What we can learn from Earth Day on lockdown

We mark the 50th Earth Day under quarantine as we endeavor to slow the spread of the novel coronavirus that causes COVID-19. It might be more pleasurable to spend the day admiring natural beauty, politically organizing or perhaps even picking up trash.

But our circumstances are also strangely fitting. The first Earth Day was marked with a protest march that drew a tenth of the entire U.S. population, but the original plan was a teach-in. Our current situation presents a number of lessons we can learn about our relationship with the planet’s natural systems from the ongoing pandemic.

Pandemics are among the challenges that health advocates have warned would come as a result of climate change. As IGHS affiliate Jonna Mazet’s work has shown, the destruction of natural ecosystems has laid the groundwork for viruses, including the coronaviruses that cause SARS, MERS and COVID-19, to jump from animals into humans.
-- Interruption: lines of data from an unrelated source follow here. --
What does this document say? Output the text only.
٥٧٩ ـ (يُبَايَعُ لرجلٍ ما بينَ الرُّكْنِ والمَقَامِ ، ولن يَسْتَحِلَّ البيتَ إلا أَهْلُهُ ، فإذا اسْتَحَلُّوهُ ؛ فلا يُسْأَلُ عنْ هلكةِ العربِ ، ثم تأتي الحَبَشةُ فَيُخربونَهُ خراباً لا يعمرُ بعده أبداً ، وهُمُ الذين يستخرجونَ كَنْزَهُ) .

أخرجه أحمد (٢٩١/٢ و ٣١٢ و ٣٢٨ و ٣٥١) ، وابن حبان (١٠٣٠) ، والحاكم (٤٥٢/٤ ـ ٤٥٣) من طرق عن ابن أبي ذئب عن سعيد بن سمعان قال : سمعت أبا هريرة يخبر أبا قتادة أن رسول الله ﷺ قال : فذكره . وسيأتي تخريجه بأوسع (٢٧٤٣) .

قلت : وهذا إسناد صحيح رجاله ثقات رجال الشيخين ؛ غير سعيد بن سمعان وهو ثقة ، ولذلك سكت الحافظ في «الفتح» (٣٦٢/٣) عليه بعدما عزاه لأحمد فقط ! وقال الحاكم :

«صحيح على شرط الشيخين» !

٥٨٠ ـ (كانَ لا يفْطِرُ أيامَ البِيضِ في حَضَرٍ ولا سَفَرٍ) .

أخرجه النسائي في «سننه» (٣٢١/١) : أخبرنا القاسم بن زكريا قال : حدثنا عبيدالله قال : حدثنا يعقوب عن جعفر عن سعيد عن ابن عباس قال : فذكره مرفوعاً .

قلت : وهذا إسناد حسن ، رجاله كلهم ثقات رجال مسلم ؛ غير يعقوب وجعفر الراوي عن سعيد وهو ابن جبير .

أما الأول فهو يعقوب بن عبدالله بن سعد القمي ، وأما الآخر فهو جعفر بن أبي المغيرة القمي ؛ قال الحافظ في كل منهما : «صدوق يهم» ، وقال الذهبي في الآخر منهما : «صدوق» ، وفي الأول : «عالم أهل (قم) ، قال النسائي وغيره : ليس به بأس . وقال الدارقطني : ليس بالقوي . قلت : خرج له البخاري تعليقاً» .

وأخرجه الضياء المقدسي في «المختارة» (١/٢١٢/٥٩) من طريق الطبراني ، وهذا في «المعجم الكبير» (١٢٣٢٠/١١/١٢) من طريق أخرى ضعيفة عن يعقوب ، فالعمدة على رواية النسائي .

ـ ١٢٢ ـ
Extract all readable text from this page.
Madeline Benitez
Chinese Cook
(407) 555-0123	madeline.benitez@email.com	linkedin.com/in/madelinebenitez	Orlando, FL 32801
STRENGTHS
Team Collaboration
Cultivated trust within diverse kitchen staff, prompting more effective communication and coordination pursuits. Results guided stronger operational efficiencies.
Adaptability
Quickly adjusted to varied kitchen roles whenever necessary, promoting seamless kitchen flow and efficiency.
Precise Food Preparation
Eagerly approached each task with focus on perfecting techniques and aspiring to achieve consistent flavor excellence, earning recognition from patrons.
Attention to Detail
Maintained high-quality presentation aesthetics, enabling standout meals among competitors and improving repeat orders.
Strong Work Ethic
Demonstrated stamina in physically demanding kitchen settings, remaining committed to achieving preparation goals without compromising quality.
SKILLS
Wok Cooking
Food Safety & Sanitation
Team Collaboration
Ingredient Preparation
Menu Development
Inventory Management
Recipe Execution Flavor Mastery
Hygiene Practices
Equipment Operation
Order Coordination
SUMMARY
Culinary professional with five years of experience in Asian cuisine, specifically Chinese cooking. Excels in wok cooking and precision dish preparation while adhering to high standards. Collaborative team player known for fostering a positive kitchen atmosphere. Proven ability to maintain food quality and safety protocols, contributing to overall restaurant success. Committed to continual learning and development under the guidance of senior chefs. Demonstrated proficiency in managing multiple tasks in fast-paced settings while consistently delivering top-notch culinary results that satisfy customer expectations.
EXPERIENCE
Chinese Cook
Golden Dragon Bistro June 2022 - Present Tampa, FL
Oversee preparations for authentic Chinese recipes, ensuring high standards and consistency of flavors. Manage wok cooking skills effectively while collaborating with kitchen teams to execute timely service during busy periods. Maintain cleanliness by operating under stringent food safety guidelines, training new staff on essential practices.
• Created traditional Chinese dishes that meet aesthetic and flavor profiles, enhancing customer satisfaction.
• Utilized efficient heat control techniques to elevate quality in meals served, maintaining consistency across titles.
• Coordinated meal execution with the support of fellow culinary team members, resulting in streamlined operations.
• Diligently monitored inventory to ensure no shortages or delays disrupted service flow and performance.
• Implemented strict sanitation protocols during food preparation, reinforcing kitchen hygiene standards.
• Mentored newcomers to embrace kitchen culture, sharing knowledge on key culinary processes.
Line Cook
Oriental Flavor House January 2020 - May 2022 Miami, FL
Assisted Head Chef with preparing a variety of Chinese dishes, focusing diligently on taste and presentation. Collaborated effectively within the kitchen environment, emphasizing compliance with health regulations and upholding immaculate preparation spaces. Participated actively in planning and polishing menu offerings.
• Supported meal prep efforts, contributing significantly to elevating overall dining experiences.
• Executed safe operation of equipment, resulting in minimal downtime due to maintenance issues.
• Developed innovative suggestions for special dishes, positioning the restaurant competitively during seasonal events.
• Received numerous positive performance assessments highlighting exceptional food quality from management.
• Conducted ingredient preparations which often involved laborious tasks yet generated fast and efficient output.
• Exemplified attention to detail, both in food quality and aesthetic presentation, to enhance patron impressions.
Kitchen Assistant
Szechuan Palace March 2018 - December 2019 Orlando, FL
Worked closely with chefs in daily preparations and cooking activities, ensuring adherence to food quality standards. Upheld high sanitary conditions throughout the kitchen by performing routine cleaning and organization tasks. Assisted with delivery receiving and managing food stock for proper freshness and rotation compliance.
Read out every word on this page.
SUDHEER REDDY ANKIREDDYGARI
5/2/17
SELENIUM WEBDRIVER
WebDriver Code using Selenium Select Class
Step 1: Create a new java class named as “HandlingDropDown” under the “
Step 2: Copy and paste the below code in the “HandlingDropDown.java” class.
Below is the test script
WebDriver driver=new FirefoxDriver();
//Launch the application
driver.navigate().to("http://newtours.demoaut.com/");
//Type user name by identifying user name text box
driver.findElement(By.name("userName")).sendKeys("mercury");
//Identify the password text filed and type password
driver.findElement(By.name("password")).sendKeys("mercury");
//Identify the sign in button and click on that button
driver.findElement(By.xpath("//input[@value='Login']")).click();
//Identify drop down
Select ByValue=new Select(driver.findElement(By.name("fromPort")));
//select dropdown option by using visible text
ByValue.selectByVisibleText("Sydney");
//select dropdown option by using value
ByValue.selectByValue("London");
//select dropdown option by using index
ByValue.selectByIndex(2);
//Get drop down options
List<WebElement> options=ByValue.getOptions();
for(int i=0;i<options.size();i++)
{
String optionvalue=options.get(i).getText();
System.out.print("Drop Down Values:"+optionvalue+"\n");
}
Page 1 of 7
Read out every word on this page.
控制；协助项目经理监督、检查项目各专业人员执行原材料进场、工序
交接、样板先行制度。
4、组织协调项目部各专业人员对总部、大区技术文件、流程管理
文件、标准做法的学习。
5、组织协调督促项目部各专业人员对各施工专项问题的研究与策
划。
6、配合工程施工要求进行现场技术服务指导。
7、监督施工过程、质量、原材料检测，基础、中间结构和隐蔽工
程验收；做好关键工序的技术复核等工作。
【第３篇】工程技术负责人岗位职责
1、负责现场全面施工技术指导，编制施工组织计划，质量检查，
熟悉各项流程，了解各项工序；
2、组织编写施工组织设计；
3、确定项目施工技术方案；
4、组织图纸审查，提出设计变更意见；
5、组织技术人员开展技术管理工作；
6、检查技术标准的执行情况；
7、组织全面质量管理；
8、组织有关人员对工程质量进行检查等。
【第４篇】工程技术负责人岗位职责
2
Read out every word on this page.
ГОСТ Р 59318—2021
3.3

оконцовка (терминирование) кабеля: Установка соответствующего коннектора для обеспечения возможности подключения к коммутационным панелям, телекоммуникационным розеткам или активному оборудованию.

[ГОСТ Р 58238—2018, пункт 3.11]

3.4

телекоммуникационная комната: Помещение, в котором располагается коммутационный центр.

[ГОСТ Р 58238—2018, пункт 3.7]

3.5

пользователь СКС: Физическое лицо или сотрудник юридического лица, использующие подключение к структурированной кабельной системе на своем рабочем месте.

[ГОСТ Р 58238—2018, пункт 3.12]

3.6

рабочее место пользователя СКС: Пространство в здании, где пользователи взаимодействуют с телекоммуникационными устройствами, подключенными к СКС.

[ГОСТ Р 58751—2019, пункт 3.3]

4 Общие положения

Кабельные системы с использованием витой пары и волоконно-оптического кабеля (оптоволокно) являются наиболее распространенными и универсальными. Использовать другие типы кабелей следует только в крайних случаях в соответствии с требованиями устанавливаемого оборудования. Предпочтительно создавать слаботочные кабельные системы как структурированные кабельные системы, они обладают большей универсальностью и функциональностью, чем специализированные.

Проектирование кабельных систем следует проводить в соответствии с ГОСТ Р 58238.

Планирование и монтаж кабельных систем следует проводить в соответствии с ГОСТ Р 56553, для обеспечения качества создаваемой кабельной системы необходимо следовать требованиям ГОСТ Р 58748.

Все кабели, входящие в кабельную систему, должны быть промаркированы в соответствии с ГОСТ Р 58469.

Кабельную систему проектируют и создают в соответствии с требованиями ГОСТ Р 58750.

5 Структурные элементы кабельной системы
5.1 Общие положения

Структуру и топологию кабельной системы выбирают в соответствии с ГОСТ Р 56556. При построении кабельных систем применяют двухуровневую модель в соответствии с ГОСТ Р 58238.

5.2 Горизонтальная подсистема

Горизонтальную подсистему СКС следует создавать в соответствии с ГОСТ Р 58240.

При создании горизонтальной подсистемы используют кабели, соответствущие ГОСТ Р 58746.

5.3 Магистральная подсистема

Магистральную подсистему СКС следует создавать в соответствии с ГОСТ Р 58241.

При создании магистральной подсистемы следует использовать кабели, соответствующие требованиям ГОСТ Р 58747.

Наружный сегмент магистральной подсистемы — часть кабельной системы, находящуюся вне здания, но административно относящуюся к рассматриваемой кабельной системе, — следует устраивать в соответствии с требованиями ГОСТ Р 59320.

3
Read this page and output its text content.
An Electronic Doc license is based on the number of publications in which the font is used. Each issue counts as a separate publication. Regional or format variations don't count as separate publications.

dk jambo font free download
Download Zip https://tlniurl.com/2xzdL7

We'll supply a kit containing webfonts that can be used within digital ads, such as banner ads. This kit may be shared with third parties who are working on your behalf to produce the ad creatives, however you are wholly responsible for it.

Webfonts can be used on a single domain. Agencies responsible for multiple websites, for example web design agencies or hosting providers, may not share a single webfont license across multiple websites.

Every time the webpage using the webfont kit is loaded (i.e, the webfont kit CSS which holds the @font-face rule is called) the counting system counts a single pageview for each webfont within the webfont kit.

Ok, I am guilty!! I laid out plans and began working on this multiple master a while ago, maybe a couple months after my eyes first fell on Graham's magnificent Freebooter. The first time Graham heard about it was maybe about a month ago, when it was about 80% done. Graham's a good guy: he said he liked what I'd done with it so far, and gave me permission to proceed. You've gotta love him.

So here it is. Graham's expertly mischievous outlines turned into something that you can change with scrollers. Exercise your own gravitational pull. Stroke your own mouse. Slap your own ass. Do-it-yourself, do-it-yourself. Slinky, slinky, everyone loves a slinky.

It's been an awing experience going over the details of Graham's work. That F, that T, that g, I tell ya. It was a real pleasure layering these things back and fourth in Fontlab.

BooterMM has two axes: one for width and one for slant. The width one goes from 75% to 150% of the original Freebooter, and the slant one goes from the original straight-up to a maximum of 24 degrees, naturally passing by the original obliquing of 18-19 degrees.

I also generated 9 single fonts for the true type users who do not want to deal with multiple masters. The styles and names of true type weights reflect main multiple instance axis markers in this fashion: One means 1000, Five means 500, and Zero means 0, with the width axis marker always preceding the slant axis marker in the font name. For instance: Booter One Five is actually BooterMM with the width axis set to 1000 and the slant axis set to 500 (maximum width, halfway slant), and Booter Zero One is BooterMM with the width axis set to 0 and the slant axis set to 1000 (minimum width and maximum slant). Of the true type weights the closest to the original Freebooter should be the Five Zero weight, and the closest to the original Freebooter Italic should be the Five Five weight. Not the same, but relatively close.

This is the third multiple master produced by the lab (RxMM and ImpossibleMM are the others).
The rate of novel viruses has grown faster as the environment has become dangerously imperiled. Existing tropical viruses are also expanding their reach.

Uplifting images of wild animals reclaiming urban spaces and cleaner air providing exquisite views of the Himalayas have highlighted how quickly the natural world can begin to heal.

But climate advocates like IGHS’s Naomi Beyeler, MPH, who is helping drive UCSF’s response to the health effects of climate change, have taken note of how quickly governments, civic society, businesses and individuals can act to protect public health.

“This pandemic and the rapidness of the response has shown the capacity of governments and societies to take ambitious action in the name of health and to be innovative quickly – being able to say that public health is important enough to us to make real change,” Beyeler said.

“We need to take advantage of this break to build back in a way that’s different,” Beyeler insisted. Shifts toward greener forms of energy, transportation and industry would not impose the kind of economic devastation COVID-19 has.

“These are smart investments because they protect health and can bolster our economy,” Beyeler said.

IGHS was among the public health and medical organizations that wrote to Congress asking that the COVID-19 relief provisions include support for cleaner energy.

At the local level, some public health efforts have found common ground with environmental improvements. For instance, Oakland is moving ahead with efforts to devote 10 percent of its streets to pedestrian and bike traffic. More space will allow people to exercise while practicing social distancing. But as COVID-19 has taken over public life and captured national attention the federal government has quietly repealed several major environmental regulations.

And yet the pandemic’s clearest lesson, most U.S. health policy experts agree, is the high cost of low investment in public health. Public health departments find themselves lacking in staff and other resources to do the work that containing the COVID-19 outbreak requires. The outbreak and climate change both disproportionately affect low-income communities of color, who have been made vulnerable by structural racism and historic disinvestment.

For Beyeler, bolstering preparedness in public health is perhaps the most important part of bracing for climate change. After all, we will continue to face heat waves, wildfires, and other climate impacts as COVID-19 spreads: We will have to find ways to protect health from these overlapping threats. Cities and states will have to find ways to shelter to those displaced without risking large-scale outbreaks of COVID-19.

There will likely be an uptick in public health investment over the next few years, just as there was a spate of spending on law enforcement and national security after September 11. Beyeler and others who see climate change as a health issue just want to make sure some of it goes to creating health systems worldwide that can handle more surprises.